For most e-commerce applications, database-backed carts are worth the extra complexity because abandoned cart recovery is a significant revenue driver.

Reviews and Ratings

A reviews table: id, product_id (foreign key), user_id (foreign key), rating (integer 1-5), title, body, is_verified_purchase (boolean β€” did this user actually buy this product?), is_approved (boolean β€” for moderation), helpful_count, and timestamps.

Add a unique constraint on (product_id, user_id) to prevent duplicate reviews. The is_verified_purchase flag is populated by checking whether the user has a completed order containing this product.

Coupons and Discounts

A coupons table: id, code (unique), type (enum: percentage, fixed_amount, free_shipping), value (the discount amount or percentage), minimum_order_amount, maximum_discount_amount (cap for percentage discounts), usage_limit (total uses allowed), usage_count (current uses), per_user_limit, starts_at, expires_at, is_active, and timestamps.

A coupon_usages table tracks who used what: id, coupon_id, user_id, order_id, discount_amount, used_at. This lets you enforce per-user limits and audit discount usage.

For product-specific coupons, add a junction table coupon_products with coupon_id and product_id.

Wishlists

Simple but valuable: a wishlists table with id, user_id, product_id, variant_id (nullable), and created_at. Add a unique constraint on (user_id, product_id, variant_id) to prevent duplicates.

Indexes You Shouldn't Forget

Beyond the automatic indexes on primary keys and foreign keys, add indexes on products.slug (unique, used in URLs), products.sku (unique, used in admin), products.is_active (filtered frequently), orders.user_id (users viewing their orders), orders.status (admin filtering), orders.placed_at (reporting, sorting), order_items.product_id (sales reporting), reviews.product_id (product page display), coupons.code (unique, looked up at checkout), and addresses.user_id (user's address book).

For PostgreSQL, consider partial indexes: CREATE INDEX idx_active_products ON products(id) WHERE is_active = true β€” this creates a smaller, faster index that only covers active products.

The Complete Schema Overview

At the end, your e-commerce schema has approximately 15-18 tables. The core transaction flow is: User β†’ Cart β†’ Order β†’ OrderItems β†’ Payment. Supporting entities branch out from there: Products with Variants, Categories, Reviews, Addresses, Coupons.

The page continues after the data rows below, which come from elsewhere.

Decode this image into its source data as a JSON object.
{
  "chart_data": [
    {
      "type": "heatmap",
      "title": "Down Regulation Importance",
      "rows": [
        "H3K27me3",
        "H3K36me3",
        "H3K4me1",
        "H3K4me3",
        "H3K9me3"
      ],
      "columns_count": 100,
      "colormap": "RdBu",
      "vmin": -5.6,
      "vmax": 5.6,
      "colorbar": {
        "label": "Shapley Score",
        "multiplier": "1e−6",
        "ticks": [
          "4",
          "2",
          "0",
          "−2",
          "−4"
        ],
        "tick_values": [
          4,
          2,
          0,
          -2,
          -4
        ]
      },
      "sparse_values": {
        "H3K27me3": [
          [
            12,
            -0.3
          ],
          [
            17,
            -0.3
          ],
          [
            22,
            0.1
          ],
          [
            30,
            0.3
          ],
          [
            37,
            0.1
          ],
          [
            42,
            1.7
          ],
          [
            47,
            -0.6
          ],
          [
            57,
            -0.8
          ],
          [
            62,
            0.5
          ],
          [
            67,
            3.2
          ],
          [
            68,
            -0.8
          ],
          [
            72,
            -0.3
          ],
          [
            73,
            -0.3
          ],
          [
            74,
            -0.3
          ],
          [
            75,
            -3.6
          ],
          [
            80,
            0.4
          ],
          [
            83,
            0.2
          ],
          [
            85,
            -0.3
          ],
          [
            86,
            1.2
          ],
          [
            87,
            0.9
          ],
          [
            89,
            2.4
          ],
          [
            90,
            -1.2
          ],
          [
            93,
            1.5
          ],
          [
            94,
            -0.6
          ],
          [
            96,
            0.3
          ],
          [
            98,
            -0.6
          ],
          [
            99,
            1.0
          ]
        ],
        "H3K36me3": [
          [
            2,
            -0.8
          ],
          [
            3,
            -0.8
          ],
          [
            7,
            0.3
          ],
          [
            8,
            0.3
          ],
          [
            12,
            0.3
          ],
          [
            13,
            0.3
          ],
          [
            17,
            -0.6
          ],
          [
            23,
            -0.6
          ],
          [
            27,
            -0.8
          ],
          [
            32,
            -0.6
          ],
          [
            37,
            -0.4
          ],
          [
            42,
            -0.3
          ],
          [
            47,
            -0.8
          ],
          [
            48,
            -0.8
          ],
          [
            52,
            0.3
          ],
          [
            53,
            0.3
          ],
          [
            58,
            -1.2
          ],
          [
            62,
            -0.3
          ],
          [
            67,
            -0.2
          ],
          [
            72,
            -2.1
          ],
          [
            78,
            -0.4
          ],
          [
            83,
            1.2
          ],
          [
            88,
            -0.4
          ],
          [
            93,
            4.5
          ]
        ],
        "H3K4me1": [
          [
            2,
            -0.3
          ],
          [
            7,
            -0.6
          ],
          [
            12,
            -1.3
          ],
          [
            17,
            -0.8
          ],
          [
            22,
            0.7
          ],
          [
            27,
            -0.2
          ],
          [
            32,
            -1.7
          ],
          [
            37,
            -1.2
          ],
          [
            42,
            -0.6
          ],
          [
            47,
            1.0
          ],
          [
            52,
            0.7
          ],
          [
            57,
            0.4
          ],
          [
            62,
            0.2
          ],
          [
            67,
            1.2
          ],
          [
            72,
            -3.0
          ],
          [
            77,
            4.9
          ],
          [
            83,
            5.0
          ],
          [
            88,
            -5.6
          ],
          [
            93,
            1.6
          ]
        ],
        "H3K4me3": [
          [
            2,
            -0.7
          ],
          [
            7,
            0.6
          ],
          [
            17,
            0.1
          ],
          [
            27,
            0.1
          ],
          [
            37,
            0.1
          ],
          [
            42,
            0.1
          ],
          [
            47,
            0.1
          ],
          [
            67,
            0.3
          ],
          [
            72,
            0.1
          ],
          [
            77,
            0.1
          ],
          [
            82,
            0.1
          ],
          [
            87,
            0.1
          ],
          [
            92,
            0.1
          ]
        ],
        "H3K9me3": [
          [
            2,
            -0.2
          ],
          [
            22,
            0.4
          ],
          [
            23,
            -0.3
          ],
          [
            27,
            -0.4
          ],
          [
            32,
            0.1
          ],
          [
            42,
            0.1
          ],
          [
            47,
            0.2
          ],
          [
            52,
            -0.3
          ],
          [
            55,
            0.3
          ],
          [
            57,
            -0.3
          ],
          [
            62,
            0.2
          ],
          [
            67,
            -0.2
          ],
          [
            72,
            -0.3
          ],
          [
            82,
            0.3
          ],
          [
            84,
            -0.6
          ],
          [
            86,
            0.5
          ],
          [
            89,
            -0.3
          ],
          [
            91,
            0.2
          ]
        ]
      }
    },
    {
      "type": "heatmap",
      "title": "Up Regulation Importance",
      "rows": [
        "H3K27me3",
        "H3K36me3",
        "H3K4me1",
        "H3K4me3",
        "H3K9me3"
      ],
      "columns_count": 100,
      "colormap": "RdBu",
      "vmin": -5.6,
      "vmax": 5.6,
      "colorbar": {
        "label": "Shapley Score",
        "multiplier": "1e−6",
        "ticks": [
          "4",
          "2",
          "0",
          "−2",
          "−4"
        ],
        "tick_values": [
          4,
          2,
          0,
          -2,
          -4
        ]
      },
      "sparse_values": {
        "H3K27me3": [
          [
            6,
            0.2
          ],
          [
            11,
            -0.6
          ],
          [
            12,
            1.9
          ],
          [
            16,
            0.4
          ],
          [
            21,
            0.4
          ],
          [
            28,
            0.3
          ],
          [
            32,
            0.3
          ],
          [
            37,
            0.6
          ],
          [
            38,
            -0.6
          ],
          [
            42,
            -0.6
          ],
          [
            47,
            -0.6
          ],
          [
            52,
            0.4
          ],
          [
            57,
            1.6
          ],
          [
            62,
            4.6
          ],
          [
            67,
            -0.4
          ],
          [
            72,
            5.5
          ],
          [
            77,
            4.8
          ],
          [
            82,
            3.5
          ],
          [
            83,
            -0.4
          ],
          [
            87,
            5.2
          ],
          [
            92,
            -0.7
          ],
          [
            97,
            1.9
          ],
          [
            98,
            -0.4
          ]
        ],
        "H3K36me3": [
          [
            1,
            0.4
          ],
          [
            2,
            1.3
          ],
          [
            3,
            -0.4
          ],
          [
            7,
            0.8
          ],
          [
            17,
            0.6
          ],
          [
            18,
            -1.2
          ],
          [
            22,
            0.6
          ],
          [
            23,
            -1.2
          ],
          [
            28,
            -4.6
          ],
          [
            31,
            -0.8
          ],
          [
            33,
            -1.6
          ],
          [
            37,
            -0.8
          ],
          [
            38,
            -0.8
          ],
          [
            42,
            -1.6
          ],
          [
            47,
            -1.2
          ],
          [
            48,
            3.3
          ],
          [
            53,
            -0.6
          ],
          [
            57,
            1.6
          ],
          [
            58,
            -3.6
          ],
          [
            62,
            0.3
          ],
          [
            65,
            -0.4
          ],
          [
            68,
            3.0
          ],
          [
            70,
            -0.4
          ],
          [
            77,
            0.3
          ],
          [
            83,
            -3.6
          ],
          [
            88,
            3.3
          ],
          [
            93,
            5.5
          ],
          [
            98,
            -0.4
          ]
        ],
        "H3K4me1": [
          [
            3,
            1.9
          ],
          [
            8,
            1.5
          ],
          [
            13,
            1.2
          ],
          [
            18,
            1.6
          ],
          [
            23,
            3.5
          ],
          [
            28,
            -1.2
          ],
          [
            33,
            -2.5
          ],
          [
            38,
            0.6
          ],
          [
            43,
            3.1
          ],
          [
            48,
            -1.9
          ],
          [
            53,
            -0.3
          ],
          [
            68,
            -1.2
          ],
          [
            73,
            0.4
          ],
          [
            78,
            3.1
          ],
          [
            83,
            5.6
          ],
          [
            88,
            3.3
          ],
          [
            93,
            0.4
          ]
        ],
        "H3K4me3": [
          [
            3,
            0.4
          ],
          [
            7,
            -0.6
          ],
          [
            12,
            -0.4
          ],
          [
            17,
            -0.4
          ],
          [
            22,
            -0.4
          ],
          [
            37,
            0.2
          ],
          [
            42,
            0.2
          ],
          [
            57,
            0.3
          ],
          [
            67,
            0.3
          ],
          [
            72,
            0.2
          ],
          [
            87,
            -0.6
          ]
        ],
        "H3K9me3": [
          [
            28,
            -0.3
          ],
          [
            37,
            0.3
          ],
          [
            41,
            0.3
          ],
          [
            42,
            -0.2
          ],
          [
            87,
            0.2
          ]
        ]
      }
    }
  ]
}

The relationships form a clear hierarchy. Users sit at the center, connecting to Orders, Addresses, Reviews, Wishlists, and Carts. Products connect to Categories (many-to-many), Variants, Reviews, and OrderItems. Orders connect to OrderItems, Payments, and Addresses.

Building This in ER Flow

You can create this entire schema visually in ER Flow. Start by creating the core entities (Users, Products, Orders, OrderItems), then progressively add supporting tables. Use ER Flow's visual grouping to organize tables by domain (core commerce, user management, product catalog, etc.) and color-code them for clarity.

Once your schema is complete, use ER Flow's checkpoint system to snapshot the design, then generate migrations for your target database (PostgreSQL, MySQL) or framework (Laravel, Phinx).

If you're using an AI coding assistant like Cursor, you can describe each section of this schema in natural language and let the AI create the tables through ER Flow's MCP Server β€” watching them appear on your canvas in real-time.